The truism that the first step is the hardest is not, as any toddler could tell you, always true. For wannabe walkers the first step is relatively straightforward; it is the third and fourth where the pace quickens, balance falters, and the bipedal experiment ends with an unceremonious slump onto a nappy-padded bottom. A similar pattern characterizes the early stages of many academic careers. Gaining a degree and then a Masters are relatively straightforward steps, and the momentum of the brightest and most determined carries them forward into doctoral study. The end of a PhD, however, is often a moment of uncertainty as well as achievement.
It is not just the uncomfortable mathematics of a job market in which candidates and posts are frighteningly disproportioned that one has to contend with. The cold turkey of completing a project that has dominated three years of one’s life is frequently accompanied by a loss of both institutional affiliation and the mentoring support that a good supervisor provides. And yet it is precisely at this moment that the newly titled ‘Dr’ would be well advised to develop a new project; win a book contract; and submit a funding application! Little wonder, therefore, that this is the point at which many a ‘career’ teeters from noun to verb – without the comfort of a padded backside on which to land.
The need for support in the post-PhD period has long been obvious, so I was delighted when the British Academy invited me to apply for funds to stage a one-day event to support early career scholars. The decision to make the day interdisciplinary was equally easy. The post-PhD period is particularly precarious for those whose work is self-consciously interdisciplinary, not least because they have to convince appointment panels whose default is to recruit in their own disciplinary image.

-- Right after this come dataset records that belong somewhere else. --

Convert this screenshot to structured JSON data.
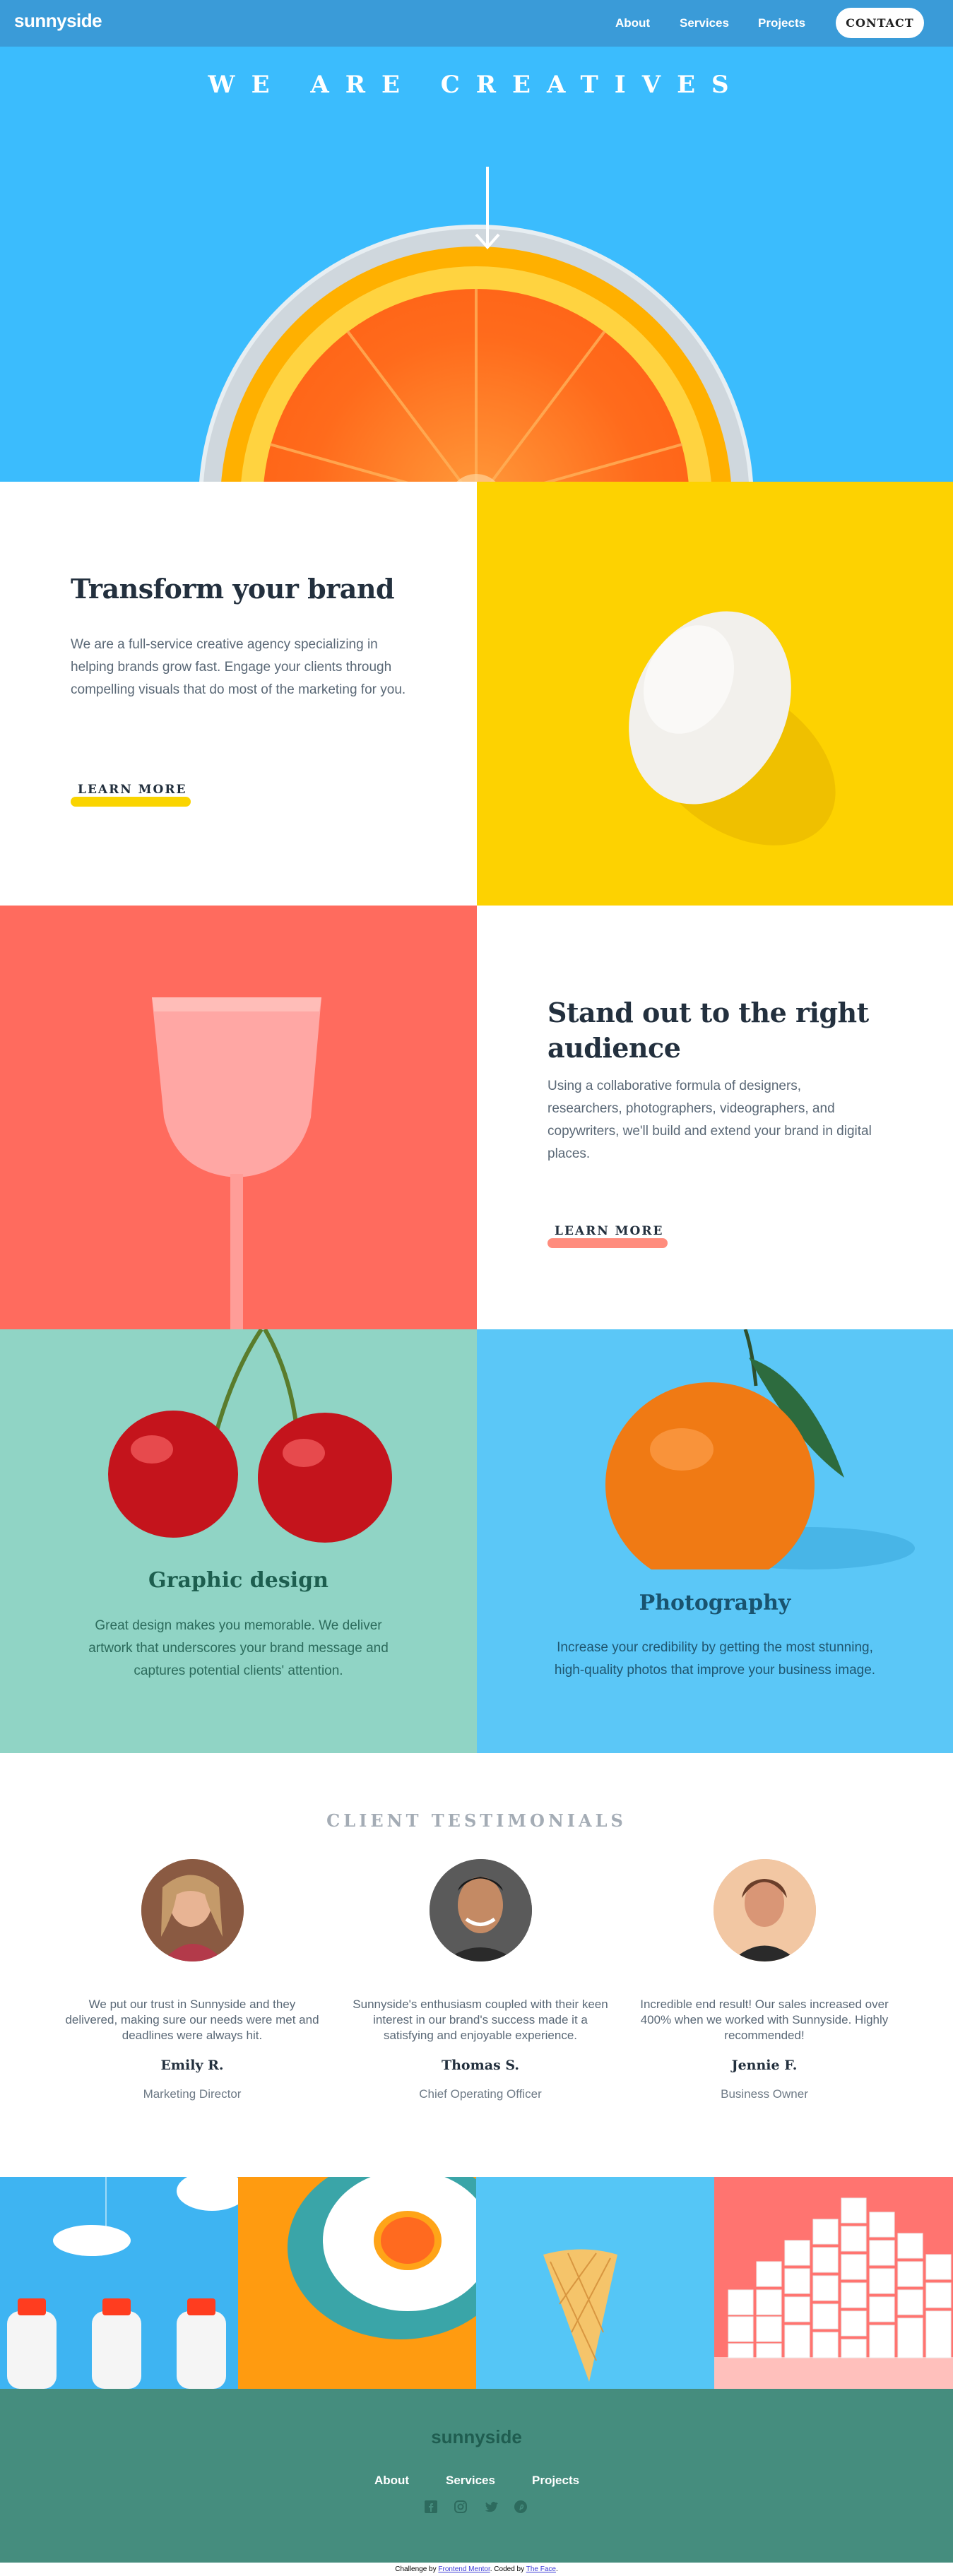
{
  "nav": {
    "logo": "sunnyside",
    "links": [
      "About",
      "Services",
      "Projects"
    ],
    "contact": "CONTACT"
  },
  "hero": {
    "title": "WE ARE CREATIVES"
  },
  "transform": {
    "title": "Transform your brand",
    "text": "We are a full-service creative agency specializing in helping brands grow fast. Engage your clients through compelling visuals that do most of the marketing for you.",
    "cta": "LEARN MORE"
  },
  "standout": {
    "title": "Stand out to the right audience",
    "text": "Using a collaborative formula of designers, researchers, photographers, videographers, and copywriters, we'll build and extend your brand in digital places.",
    "cta": "LEARN MORE"
  },
  "graphic": {
    "title": "Graphic design",
    "text": "Great design makes you memorable. We deliver artwork that underscores your brand message and captures potential clients' attention."
  },
  "photo": {
    "title": "Photography",
    "text": "Increase your credibility by getting the most stunning, high-quality photos that improve your business image."
  },
  "testimonials": {
    "heading": "CLIENT TESTIMONIALS",
    "items": [
      {
        "quote": "We put our trust in Sunnyside and they delivered, making sure our needs were met and deadlines were always hit.",
        "name": "Emily R.",
        "role": "Marketing Director"
      },
      {
        "quote": "Sunnyside's enthusiasm coupled with their keen interest in our brand's success made it a satisfying and enjoyable experience.",
        "name": "Thomas S.",
        "role": "Chief Operating Officer"
      },
      {
        "quote": "Incredible end result! Our sales increased over 400% when we worked with Sunnyside. Highly recommended!",
        "name": "Jennie F.",
        "role": "Business Owner"
      }
    ]
  },
  "footer": {
    "logo": "sunnyside",
    "links": [
      "About",
      "Services",
      "Projects"
    ],
    "icons": [
      "facebook-icon",
      "instagram-icon",
      "twitter-icon",
      "pinterest-icon"
    ]
  },
  "attribution": {
    "prefix": "Challenge by",
    "fm": "Frontend Mentor",
    "mid": ". Coded by",
    "coder": "The Face",
    "end": "."
  },
  "colors": {
    "nav": "#3a9bd8",
    "hero": "#3bbcfd",
    "yellow": "#fdd201",
    "coral": "#ff6b5e",
    "mint": "#90d4c5",
    "sky": "#5bc7f7",
    "footer": "#458d7e"
  }
}
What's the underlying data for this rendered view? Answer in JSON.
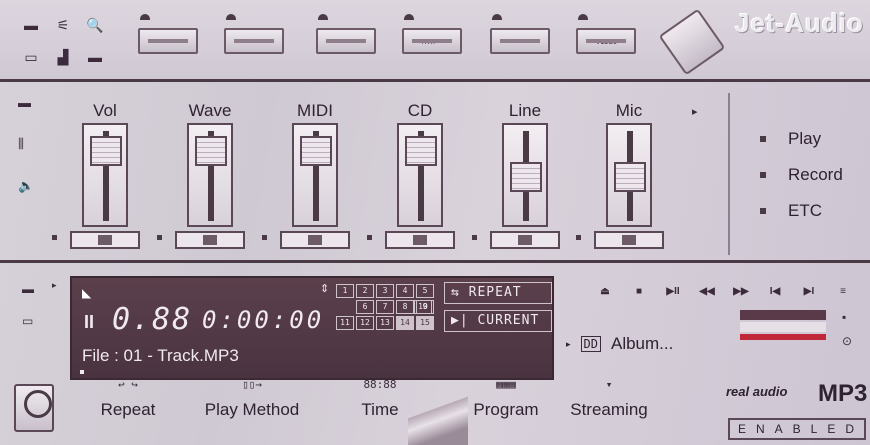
{
  "app": {
    "logo": "Jet-Audio",
    "accent": "#4a3340"
  },
  "device_bar": {
    "mini_tools": [
      "grid-icon",
      "plug-icon",
      "search-icon",
      "monitor-icon",
      "chart-icon",
      "menu-icon"
    ],
    "devices": [
      {
        "name": "equalizer-device",
        "tag": ""
      },
      {
        "name": "amplifier-device",
        "tag": ""
      },
      {
        "name": "tuner-device",
        "tag": ""
      },
      {
        "name": "cd-deck-device",
        "tag": "MTR"
      },
      {
        "name": "tape-deck-device",
        "tag": ""
      },
      {
        "name": "video-deck-device",
        "tag": "VIDEO"
      }
    ]
  },
  "mixer": {
    "channels": [
      {
        "label": "Vol",
        "level": 0.9
      },
      {
        "label": "Wave",
        "level": 0.9
      },
      {
        "label": "MIDI",
        "level": 0.9
      },
      {
        "label": "CD",
        "level": 0.9
      },
      {
        "label": "Line",
        "level": 0.5
      },
      {
        "label": "Mic",
        "level": 0.5
      }
    ],
    "options": [
      "Play",
      "Record",
      "ETC"
    ]
  },
  "player": {
    "track_number": "0.88",
    "time": "0:00:00",
    "file": "File : 01 - Track.MP3",
    "track_buttons": [
      [
        "1",
        "2",
        "3",
        "4",
        "5"
      ],
      [
        "",
        "6",
        "7",
        "8",
        "9",
        "10"
      ],
      [
        "11",
        "12",
        "13",
        "14",
        "15"
      ]
    ],
    "repeat_btn": "⇆ REPEAT",
    "current_btn": "▶| CURRENT",
    "album": "Album...",
    "vu_colors": [
      "#5a3a48",
      "#e6e0e6",
      "#c0283a"
    ]
  },
  "bottom_tools": [
    {
      "label": "Repeat",
      "icon": "↩ ↪"
    },
    {
      "label": "Play Method",
      "icon": "▯▯→"
    },
    {
      "label": "Time",
      "icon": "88:88"
    },
    {
      "label": "Program",
      "icon": "▦▦▦"
    },
    {
      "label": "Streaming",
      "icon": "▾"
    }
  ],
  "branding": {
    "real_audio": "real audio",
    "mp3": "MP3",
    "enabled": "ENABLED"
  }
}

The unifying theme of our Science and the Humanities workshop was ‘making connections’: both intellectual and practical. Rather than a day of conventional academic papers we had a keynote address from Charlotte Sleigh (Kent), which explored the methodological problems of combining historical and literary techniques, and further sessions on the AHRC and interdisciplinarity (Neil Messer, Winchester), and how humanities scholars can best exploit opportunities for impact (the IRHS’s John Holmes). Alongside these, Martin Willis (Westminster) discussed how his own work combines the historical and the literary, and Peter Bowler (Queens, Belfast) shared a lifetime’s experience working on Darwinism. The aim, however, was not an asymmetrical advice session, but a genuine interaction between established and early career scholars, which would leave the latter better equipped to navigate their post-PhD path.
The workshop attracted delegates from Oxford, Cambridge, QMUL, Imperial, Birmingham, Exeter, Warwick, and, of course, Reading. What united the delegates was the verve, enthusiasm, and the sheer intellectual excitement with which they approached their topics, often in intriguingly innovative ways. Throughout the day I was struck by the breadth of work being undertaken and how well equipped this next generation of scholars is to articulate their research agenda both to each other and the wider public.
There is, of course, a limit to what days like these can achieve. That the University sector faces an uncertain future is probably a more valid truism than the ‘first step’ one with which we began. But the day ended on two positive notes. First, many delegates expressed a desire to hold further events and to develop a mutually supportive network. Second, Professor Michael Fulford, Vice-President of the British Academy, who chaired our plenary session, restated the BA’s commitment to its Postdoctoral Fellowship programme. Over many years this programme has helped generations of scholars through that faltering fourth step and enabled them to go on to make great, confident strides through academia.